Archeologen hebben op een oude begraafplaats in de buurt van de noord-Griekse stad Pella juwelen, aardewerk en wapens gevonden uit de tijd van Alexander de Grote (356–323 v.Chr.). Dat heeft het Griekse ministerie van Cultuur vandaag laten weten.
De archeologen hebben in totaal 43 nieuwe graven blootgelegd in de buurt van Pella, de voormalige hoofdstad van het Macedonische koninkrijk. De gevonden voorwerpen stammen uit de periode tussen 650 en 279 voor Christus en geven daarmee inzicht in de ontwikkelingen in het Macedonische koninkrijk. Alexander de Grote werd geboren in Pella en veroverde tijdens zijn leven vrijwel de gehele destijds bekende wereld. De koning van Macedonië werd opgeleid door de filosoof Aristoteles.
De opgravingen zijn al acht jaar bezig.
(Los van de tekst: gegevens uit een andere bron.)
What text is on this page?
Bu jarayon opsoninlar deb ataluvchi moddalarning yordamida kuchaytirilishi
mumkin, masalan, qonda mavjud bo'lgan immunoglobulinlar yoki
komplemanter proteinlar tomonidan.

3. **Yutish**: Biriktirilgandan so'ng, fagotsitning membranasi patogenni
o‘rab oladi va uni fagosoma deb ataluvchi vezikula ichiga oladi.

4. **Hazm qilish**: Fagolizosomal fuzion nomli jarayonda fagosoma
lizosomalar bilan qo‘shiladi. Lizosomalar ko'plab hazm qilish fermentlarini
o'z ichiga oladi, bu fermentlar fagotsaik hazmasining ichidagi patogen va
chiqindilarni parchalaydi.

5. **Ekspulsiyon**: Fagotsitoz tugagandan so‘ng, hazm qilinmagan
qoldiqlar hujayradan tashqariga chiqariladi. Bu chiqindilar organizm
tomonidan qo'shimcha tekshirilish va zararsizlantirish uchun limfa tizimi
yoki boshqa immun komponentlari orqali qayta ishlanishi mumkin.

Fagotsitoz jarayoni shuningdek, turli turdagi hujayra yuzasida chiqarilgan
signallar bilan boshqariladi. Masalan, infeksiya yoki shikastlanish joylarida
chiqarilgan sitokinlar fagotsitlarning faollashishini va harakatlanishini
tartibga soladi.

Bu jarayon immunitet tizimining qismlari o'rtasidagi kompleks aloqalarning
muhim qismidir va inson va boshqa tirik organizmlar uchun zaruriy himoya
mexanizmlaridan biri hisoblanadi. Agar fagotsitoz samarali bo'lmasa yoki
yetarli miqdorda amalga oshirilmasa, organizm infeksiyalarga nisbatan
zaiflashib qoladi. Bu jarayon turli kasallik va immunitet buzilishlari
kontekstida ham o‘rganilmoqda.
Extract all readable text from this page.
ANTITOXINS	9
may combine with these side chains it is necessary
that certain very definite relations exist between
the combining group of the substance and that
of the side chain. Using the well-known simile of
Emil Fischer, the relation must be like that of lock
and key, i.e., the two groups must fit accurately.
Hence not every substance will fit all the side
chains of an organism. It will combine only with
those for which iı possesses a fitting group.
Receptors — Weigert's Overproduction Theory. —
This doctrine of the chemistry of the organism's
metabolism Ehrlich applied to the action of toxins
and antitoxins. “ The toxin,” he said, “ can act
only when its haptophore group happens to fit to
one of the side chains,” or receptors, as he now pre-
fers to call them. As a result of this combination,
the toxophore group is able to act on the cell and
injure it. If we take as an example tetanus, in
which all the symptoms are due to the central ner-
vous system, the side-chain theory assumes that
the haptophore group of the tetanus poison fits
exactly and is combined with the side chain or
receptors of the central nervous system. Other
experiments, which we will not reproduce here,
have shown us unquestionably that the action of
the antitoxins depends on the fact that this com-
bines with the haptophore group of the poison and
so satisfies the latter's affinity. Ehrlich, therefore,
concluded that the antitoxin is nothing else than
In totaal onderzoeken archeologen ongeveer negenhonderd graven. Onder de meest interessante vondsten bevinden zich twintig graven van strijders uit de periode tussen 650-279 voor Christus, de zogenaamde Archaïsche periode. Sommige van deze strijders waren begraven met bronzen helmen en ijzeren zwaarden en messen. De ogen, mond en borst van de strijders waren bedekt met bladgoud.
Negen van de onderzochte graven stammen uit de vroege Hellenistische periode, rond de dood van Alexander de Grote in 323 voor Christus.